Napoli, dopo l’ultima “stesa” il Fsp Polizia lancia un grido d’allarme al Governo: “Qui la vera libertà non esiste. Servono misure straordinarie per la sicurezza”

“Per la tipologia della criminalità che l’assedia, per le stesse condizioni esistenziali che caratterizzano Napoli, per le difficoltà legate alla vastità, complessità e densità del territorio, oltre che alle caratteristiche specifiche di una sottocultura camorrista che va al di là dei gruppi armati e che domina in molte zone della città, il capoluogo partenopeo rappresenta una realtà unica in Italia sul piano della sicurezza, e per questo richiede misure straordinarie e interventi massicci a sostegno dell’operato delle Forze dell’ordine. Devono subito arrivare le 600 unità in più di cui ha parlato il ministro Salvini e ancora molto altro”.

E’ quanto afferma Stella Cappelli, Segretario Generale Vicario dell’Fsp Polizia di Stato, che proprio da Napoli lancia un grido d’allarme all’indirizzo del Governo, a pochi giorni dall’ultima visita del vice premier, Matteo Salvini, e dal grave episodio avvenuto in pieno centro, con l’ultima “stesa” con cui malviventi hanno sparato contro due bar in piazza Trieste e Trento, sotto gli occhi dei titolari terrorizzati e impotenti.

“Apprezziamo l’attenzione dimostrata dal ministro dell’Interno verso Napoli e la sua provincia, ma è evidente che bisogna fare di più, e bisogna farlo presto.
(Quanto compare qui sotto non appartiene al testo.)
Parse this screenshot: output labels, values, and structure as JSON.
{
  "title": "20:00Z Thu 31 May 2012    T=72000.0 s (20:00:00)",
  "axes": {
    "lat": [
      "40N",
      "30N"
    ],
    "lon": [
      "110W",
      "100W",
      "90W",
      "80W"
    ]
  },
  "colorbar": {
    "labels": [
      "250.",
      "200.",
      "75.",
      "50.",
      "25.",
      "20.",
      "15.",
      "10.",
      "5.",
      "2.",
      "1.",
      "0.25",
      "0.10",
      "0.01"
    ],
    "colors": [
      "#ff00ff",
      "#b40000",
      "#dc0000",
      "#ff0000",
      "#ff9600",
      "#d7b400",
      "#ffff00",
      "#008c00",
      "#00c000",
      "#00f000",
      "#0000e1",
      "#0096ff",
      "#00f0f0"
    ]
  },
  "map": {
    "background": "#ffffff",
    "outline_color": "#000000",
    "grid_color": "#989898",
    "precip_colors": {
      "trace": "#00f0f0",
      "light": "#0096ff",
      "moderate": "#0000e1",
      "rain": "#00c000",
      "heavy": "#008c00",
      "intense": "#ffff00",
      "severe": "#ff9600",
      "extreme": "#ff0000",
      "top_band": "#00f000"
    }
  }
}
Bisogna sforzarsi di pensare cosa significhi aggirarsi in una città dove in mezzo alla strada volano i proiettili fra gente innocente e indifesa – insiste Cappelli -, che si vede negare il più ovvio diritto a muoversi, lavorare, vivere in sicurezza e tranquillità. Stese, bombe, aggressioni, fino agli omicidi, sono letteralmente all’ordine del giorno, in ogni rione di Napoli. Nessuna zona è esente dalla brutalità di una criminalità sempre più sfrontata, e da un’illegalità diffusa che fa il paio con una mentalità completamente distorta in cui per la gente è quasi normale aspettarsi che le sparino addosso anche senza motivo, figurarsi poi se qualcuno osasse alzare la testa. I cittadini onesti sono schiacciati da una prepotenza imperante a ogni passo, in ogni momento della giornata. La vera libertà qui non esiste. E le nuove generazioni sono destinate a crescere nello stesso inquietante contesto se lo Stato e le Istituzioni a tutti i livelli non si imporranno con forza e determinazione, offrendo chances e opportunità di crescita, lavoro, sviluppo ed educazione, ma anche e soprattutto mettendo le Forze dell’ordine in condizione di vincere una lotta che appare al momento impari. I poliziotti che operano a Napoli devono essere molti di più, devono avere molti più mezzi e condizioni operative che consentano di ottimizzare ed esaltare la loro grande professionalità. Non è una questione di privilegio – conclude -, è una necessità dettata dall’unicità di questa città e risponde al dovere che abbiamo di soddisfare il bisogno di sicurezza della gente”.